Christopher Lee/Christopher Lee/Staff photographer
The Bexar County District Attorney’s Office on Wednesday charged Council Member Marc Whyte with driving while intoxicated — more than six months after a San Antonio police officer pulled him over on a North Side.
Whyte, 44, was arrested on suspicion of drunken driving the night of Dec. 29. Now he’s been formally charged by the DA, setting the stage for an eventual trial.
San Antonio police officer D. McCroy allegedly witnessed the Northeast Side councilman speeding and changing lanes without
signaling on a Northeast Loop 410 frontage road, and pulled him over shortly after 11 p.m.
The officer said in an affidavit that Whyte smelled strongly of alcohol, his eyes were “glassy” and “red,” and he swayed back and forth after getting out of his car.
Whyte told the officer he had one drink at El Mirasol restaurant on Northwest Military Highway, a second at Myron’s Prime Steakhouse next door and a third at the nearby Thirsty Horse Saloon.
Christopher Lee/Christopher Lee/Staff photographer
The San Antonio Police Department on Jan. 11 released body camera video of the arrest. In the 20-minute recording, the council member appeared coherent and polite, and was adamant that he was sober.
Yet the Texas Department of Public Safety reported in late February that Whyte’s blood
alcohol concentration was 0.089 grams of alcohol per 100 milliliters of blood a few hours after his arrest. DWI is defined in the Texas Penal Code as driving with a BAC of 0.08 or higher.
It’s a Class B misdemeanor, punishable by up to 180 days in jail.
Whyte was slated to appear in Bexar County Court No. 11
on Wednesday morning, but the hearing was reset because the DA’s office hadn’t formally charged him.
However, Assistant District Attorney Luis Echeverria filed the charge later that day, just after 1 p.m. A new court date hasn’t been set.
The lag time
between Whyte’s arrest and prosecutors' filing was unusually long for a DWI case, said Joe Hoelscher, a San Antonio lawyer with expertise in drunken driving cases. He said the DA’s office usually files charging documents in a DWI case within four months.
If the DA’s office had taken much longer in Whyte's case, Hoelscher said, his attorney could have sought a dismissal because case
law states that DWI cases must go to trial within eight months for the defendant to have gotten what's considered a speedy trial, as required by the Sixth Amendment.
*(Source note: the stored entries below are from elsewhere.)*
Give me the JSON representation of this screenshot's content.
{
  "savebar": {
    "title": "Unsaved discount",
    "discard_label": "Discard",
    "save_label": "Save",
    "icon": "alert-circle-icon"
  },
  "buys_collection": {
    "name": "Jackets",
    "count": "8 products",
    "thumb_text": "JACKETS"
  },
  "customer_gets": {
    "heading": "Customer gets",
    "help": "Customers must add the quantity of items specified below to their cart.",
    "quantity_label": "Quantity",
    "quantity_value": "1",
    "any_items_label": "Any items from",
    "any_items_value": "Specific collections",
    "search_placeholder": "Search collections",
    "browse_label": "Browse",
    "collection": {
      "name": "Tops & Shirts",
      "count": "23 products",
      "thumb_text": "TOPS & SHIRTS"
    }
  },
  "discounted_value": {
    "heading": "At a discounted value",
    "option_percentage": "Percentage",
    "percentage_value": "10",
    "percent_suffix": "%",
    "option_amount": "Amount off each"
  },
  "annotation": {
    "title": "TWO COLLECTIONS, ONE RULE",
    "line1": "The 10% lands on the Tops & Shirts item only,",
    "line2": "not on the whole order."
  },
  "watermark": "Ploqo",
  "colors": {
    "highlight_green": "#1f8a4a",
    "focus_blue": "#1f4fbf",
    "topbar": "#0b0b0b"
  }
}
However, local DWI attorney Louis D. Martinez said a lengthy period between a person's arrest and charges being filed against them isn’t unheard of. He said he's seen charges filed, in a rare cases, a year after a suspect's
arrest. Prosecutors have two years from the date of an incident to file charges.
Staffing shortages in the DA's office are usually the reason for such a lag, Martinez said. But prosecutors also could take more time to file a charge if they're conducting a more indepth investigation than usual. The office could send the blood to be re-tested or tested by an independent lab, Martinez said.
Whyte and his attorney, David Christian, declined to comment.
DA spokesman Pete Gallego said the office does not comment on pending cases.
In May, Echeverria said that he needed more time and was gathering “a couple of
key pieces of evidence.”
Echeverria said he also is seeking information from DPS forensic scientist Karen Ream, who tested Whyte’s blood.
Whyte’s predecessor in Council District 10, Clayton Perry, was handed probation last year after he drunkenly crashed into a car on the North Side and fled the scene on
Nov. 6, 2022. The three-term councilman accepted a plea deal just over six months after the crash.
In March, DPS suspended Whyte's license for 180 days — a routine step in DWI cases. He has been driving to work and to council-related events and meeting with an
occupational license.
City Council censured Whyte for his actions in January, but the formal reprimand carries no tangible consequences.
Mayor Ron Nirenberg temporarily suspended Whyte from the three
City Council committees he sat on, making it more difficult for him to influence proposed city policies as they took shape before going to the full council for a vote. He got his committee assignments back on April 15.